Secteur des 4 montagnes

L'Istea met son outil de recherche à la disposition de structures comme les parcs naturels nationaux ou régionaux avec lesquelles il travaille en partenariat. Les projets de recherche son menés avec les éleveurs, leurs parcelles étant directement concernées.

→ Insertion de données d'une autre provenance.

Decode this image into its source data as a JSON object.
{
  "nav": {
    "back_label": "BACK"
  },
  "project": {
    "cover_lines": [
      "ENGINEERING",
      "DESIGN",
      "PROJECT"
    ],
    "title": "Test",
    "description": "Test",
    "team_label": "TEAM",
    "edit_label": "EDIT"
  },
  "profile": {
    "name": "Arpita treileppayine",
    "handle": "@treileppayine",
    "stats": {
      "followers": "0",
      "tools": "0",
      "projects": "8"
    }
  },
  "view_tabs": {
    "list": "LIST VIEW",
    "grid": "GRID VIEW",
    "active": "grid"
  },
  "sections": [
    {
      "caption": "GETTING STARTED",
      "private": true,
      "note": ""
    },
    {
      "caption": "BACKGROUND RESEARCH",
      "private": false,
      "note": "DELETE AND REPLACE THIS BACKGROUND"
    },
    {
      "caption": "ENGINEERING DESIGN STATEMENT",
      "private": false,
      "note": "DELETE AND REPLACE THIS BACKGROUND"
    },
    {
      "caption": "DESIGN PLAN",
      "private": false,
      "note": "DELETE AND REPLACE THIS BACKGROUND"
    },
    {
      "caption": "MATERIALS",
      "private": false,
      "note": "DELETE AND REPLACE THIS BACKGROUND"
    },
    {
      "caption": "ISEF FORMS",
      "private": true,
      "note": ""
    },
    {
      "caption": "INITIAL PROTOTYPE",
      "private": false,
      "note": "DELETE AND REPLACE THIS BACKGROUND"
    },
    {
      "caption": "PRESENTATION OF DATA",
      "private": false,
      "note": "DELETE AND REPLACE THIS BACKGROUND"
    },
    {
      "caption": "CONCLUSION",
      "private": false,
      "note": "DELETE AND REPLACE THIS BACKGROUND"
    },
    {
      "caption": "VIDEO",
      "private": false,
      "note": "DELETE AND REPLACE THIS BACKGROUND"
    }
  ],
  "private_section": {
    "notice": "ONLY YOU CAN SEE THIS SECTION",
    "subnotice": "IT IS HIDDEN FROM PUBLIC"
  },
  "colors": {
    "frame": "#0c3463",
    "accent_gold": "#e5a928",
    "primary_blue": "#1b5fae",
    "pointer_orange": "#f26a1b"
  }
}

C'est le cas du projet Mouve, financé par l'Agence nationale de la recherche (ANR) et impliquant de nombreux acteurs du monde de la recherche et associations naturalistes. L'étude, qui porte sur le secteur des 4 montagnes dans le Vercors, court depuis 2011 jusqu'en 2014 et s'intéresse à la mise en mouvement de l'intensification écologique dans les systèmes d'élevage.  « Ou encore, comment produire autant ou plus de fourrage en s'appuyant sur les fonctionnalités naturelles de l'écosystème », traduit le chercheur. Une cinquantaine de parcelles sont scrutées à la loupe. « L'objectif est d'approfondir nos connaissances scientifiques et d'avoir un rendu auprès des éleveurs en leur donnant une analyse du fonctionnement de leur exploitation ». Chaque résultat scientifique pour chaque parcelle sera réinterprété de façon à la caractériser sous forme de critères. Diversifiées ou non, productive ou pas, prairies temporaires, luzernes, pelouses d'alpages : toutes les parcelles auront leur plaquette d'identification. L'heure n'est pas encore à la restitution, mais les chercheurs dégagent déjà des marges possibles en vue de l'intensification écologique des prairies du Vercors, au service de leur usage essentiel qui est la production de fourrage au service de l'élevage pour la production du bleu du Vercors Sassenage.

Prairie exceptionnelle

Une prairie qualifiée d'exceptionnelle.
(photo Grégory Loucougaray)

Et l'étude menée par l'Irstea dans le secteur des 4 montagnes présente un parallèle avantageux avec les critères requis dans le cadre du concours agricole général des prairies fleuries. Il faut dire que depuis trois ans, le parc naturel régional du Vercors organise la sélection des prairies du territoire qui concourront à Paris. « Le principe est de valoriser des usages et des prairies qui permettent de maintenir une bonne qualité environnementale, tout en ayant un rôle central dans l'exploitation », explique Grégory Loucougaray, qui, à l'invitation du PNR, préside le jury chargé d'envoyer les plus belles prairies à Paris. Et cette année, la prairie présentant le meilleur équilibre agroécologique est celle de Didier et Hugues Argoud-Puy, du Gaec Les Allières à Villard-de-Lans, qui participera dans la catégorie prairie fauchée et pâturée de montagne. « C'est une prairie exceptionnelle cette année », insiste le président du jury, qui monte au salon pour soutenir le dossier. « C'est la première année où les prairies sont considérées dans le cadre du concours agricole générale, ce qui représente une reconnaissance », poursuit-il. Le chercheur estime que ce type de dynamique peut présenter des avantages pour les parcelles des éleveurs qui s'y inscrivent. « Mieux résistantes, moins sensibles aux dégâts des campagnols, visuellement plus belles, avec une meilleure pollinisation, plus diversifiées, avec davantage d'espèces aromatiques, elles occupent une place importante dans l'exploitation et les éleveurs sont fiers de présenter leur parcelle ». Grégory Loucougaray insiste néanmoins sur l'intérêt de mixer les parcelles entre prairies temporaires et tardives. « L'enjeu est la recherche de l'autonomie fourragère, l'augmentation de la production et sa sécurisation », rappelle-t-il in fine. La restitution du projet Mouve, avec des éléments concrets, aura lieu le 15 avril dans le Vercors. D'ici là, les prairies du massif seront peut-être une fois de plus honorées d'un titre national.